The military spokesperson said scores of SPLA fighters were killed after which they withdrew back into South Sudan, while SAF was making preparations to expel the "remnants of aggressors" in the area.
Philip Aguer, the spokesman for the SPLA, also confirmed the fighting, adding that when speaking to ground troops at 5pm on Monday evening, the conflict was ongoing. He said there were currently an unknown number of casualties and that the conflict was “an act of self-defense” on Juba’s part.
He contradicted what Kiir said about SPLA controlling all of Heglig but said that parts of the area were now under control of the southern army.
"After repulsing the attack, the SPLA pursued the withdrawing SAF force and they captured two bases of SAF between Heglig and Teshwin," the SPLA said.
“We still commit ourselves to all the security agreements between us. Despite all this fighting we are committed to peace," he added.

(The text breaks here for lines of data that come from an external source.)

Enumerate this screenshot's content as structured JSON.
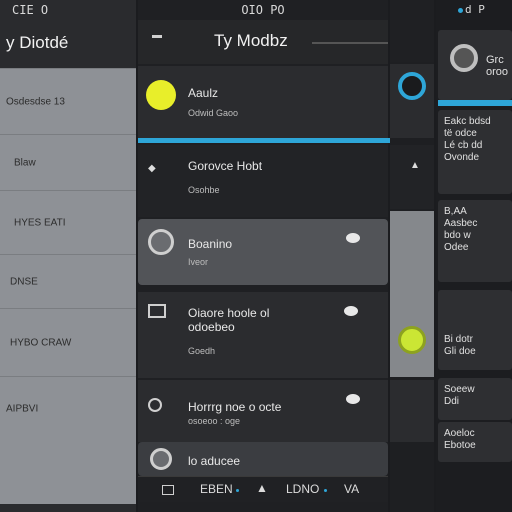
{
  "left_panel": {
    "status": "CIE O",
    "title": "y Diotdé",
    "rows": [
      {
        "label": "Osdesdse 13"
      },
      {
        "label": "Blaw"
      },
      {
        "label": "HYES EATI"
      },
      {
        "label": "DNSE"
      },
      {
        "label": "HYBO CRAW"
      },
      {
        "label": "AIPBVI"
      }
    ]
  },
  "middle_panel": {
    "status": "OIO PO",
    "title": "Ty Modbz",
    "cards": [
      {
        "title": "Aaulz",
        "subtitle": "Odwid Gaoo"
      },
      {
        "title": "Gorovce Hobt",
        "subtitle": "Osohbe"
      },
      {
        "title": "Boanino",
        "subtitle": "Iveor"
      },
      {
        "title": "Oiaore hoole ol",
        "title2": "odoebeo",
        "subtitle": "Goedh"
      },
      {
        "title": "Horrrg noe o octe",
        "subtitle": "osoeoo : oge"
      },
      {
        "title": "lo aducee"
      }
    ],
    "bottom_nav": {
      "items": [
        "EBEN",
        "LDNO",
        "VA"
      ]
    }
  },
  "right_panel": {
    "status": "d P",
    "profile_name": "Grc oroo",
    "cards": [
      {
        "lines": [
          "Eakc bdsd",
          "të odce",
          "Lé cb dd",
          "Ovonde"
        ]
      },
      {
        "lines": [
          "B,AA",
          "Aasbec",
          "bdo w",
          "Odee"
        ]
      },
      {
        "lines": [
          "Bi dotr",
          "Gli doe"
        ]
      },
      {
        "lines": [
          "Soeew",
          "Ddi"
        ]
      },
      {
        "lines": [
          "Aoeloc",
          "Ebotoe"
        ]
      }
    ]
  },
  "colors": {
    "accent": "#2ea6d8",
    "yellow": "#e8ee2a",
    "lime": "#cbe634",
    "list_bg": "#8e9196"
  }
}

In Khartoum Abdullah Masar, the Information Minister who is also the government’s spokesperson, dismissed South Sudan claims saying that Kiir’s remarks on occupying Heglig "reflected extreme hatred towards Sudan and its people and the Armed Forces".
Masar added that the recent agreements signed with South Sudan in Addis Ababa and last week’s visit by a high-level delegation from Juba to Khartoum was "deceptive and misleading".

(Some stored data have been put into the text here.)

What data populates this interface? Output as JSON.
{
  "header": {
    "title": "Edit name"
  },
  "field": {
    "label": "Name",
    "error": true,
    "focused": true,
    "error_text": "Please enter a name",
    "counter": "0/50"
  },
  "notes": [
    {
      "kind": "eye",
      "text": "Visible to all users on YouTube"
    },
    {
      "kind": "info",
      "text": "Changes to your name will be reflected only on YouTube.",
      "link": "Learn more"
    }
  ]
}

Multiple sources in Heglig speaking to Sudan Tribune said that clashes are ongoing around the area and that gunfire can be heard but denied that SPLA has taken control. They said that the SPLA appears to be approximately six kilometres outside of Heglig suggesting that it could launch a fresh assault at night.
Oilfields workers have been evacuated while SAF has taken positions inside the town in preparation for a possible attack.

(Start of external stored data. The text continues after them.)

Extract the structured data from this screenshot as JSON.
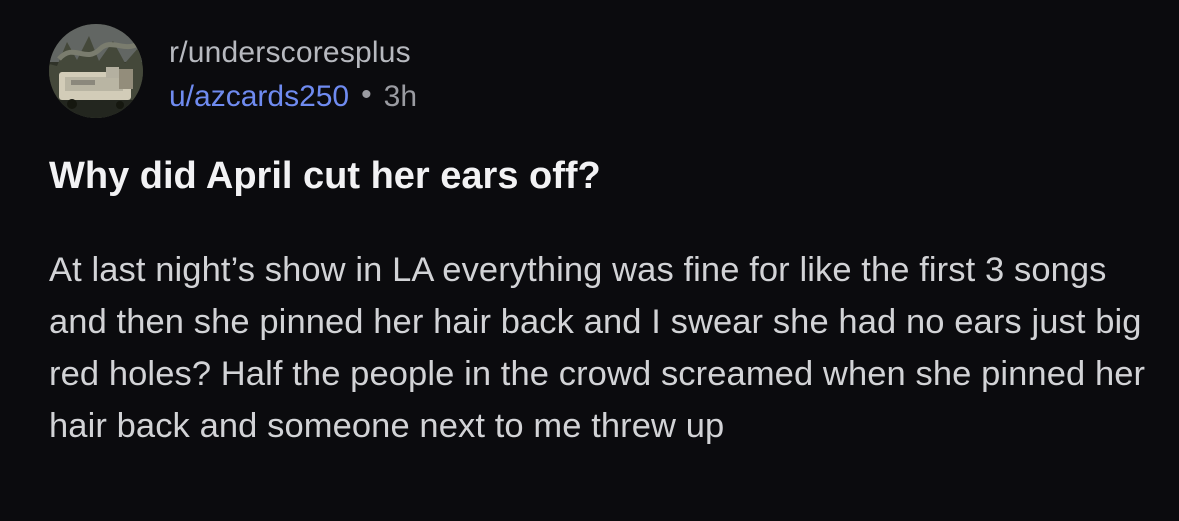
{
  "post": {
    "subreddit": "r/underscoresplus",
    "username": "u/azcards250",
    "separator": "•",
    "age": "3h",
    "title": "Why did April cut her ears off?",
    "body": "At last night’s show in LA everything was fine for like the first 3 songs and then she pinned her hair back and I swear she had no ears just big red holes? Half the people in the crowd screamed when she pinned her hair back and someone next to me threw up"
  },
  "colors": {
    "background": "#0b0b0e",
    "username": "#6f8bf0",
    "title": "#f2f2f4",
    "body": "#d2d3d6",
    "meta": "#9a9ba1"
  },
  "icons": {
    "avatar": "subreddit-avatar-photo"
  }
}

The attacking forces appeared to have targeted an army garrison close to Heglig, the sources said, leaving two tanks destroyed. They added that the assailants overlooked the oil pumps and focused on SAF units.
Last week the SPLM Secretary General Pagan Amum led a delegation visited Khartoum to invite their "brother" Bashir to the summit with Kiir. Bashir gave the OK for the visit but officials in Khartoum later that cautioned that this is a preliminary approval and that the final decision has yet to be made.
The visit and the softened tone of both sides following the framework accords signed earlier this month on borders and nationality heightened hopes that there could be a thaw in relations soon after months of heightened tensions.
On Monday the Sudanese 2nd Vice-President al-Haj Adam Yusuf, in a live TV program stressed that the repercussions of the Heglig attack does not allow for the visit to take place and accused South Sudan of plotting to control Heglig from the very beginning to prevent Sudan from using the oil wells.
Yusuf warned that any attack on Sudan’s territory will be dealt with swiftly and emphasised that the attack will not pass lightly even if Juba makes a formal apology.
"If our armed forces are in the field fighting now then there will be not talk about negotiations until the situation is settled and if we are forced to go to war we must fight back" he added.
UN CALLS FOR CALM
In New York, the United Nations Secretary General Ban Ki Moon pleaded for calm.
The statement attributed to UN chief said that he is "deeply concerned" about the military clashes and called on the two countries "to fully respect and implement the agreements they have already reached on security, border monitoring and Abyei".
Ban also urged the parties "to utilize to the fullest extent existing political and security mechanisms to peacefully address their differences".
He welcomed "the spirit of cooperation recently shown by the Governments of Sudan and South Sudan in addressing outstanding post-secession issues" and called for holding the Bashir-Kiir summit as planned.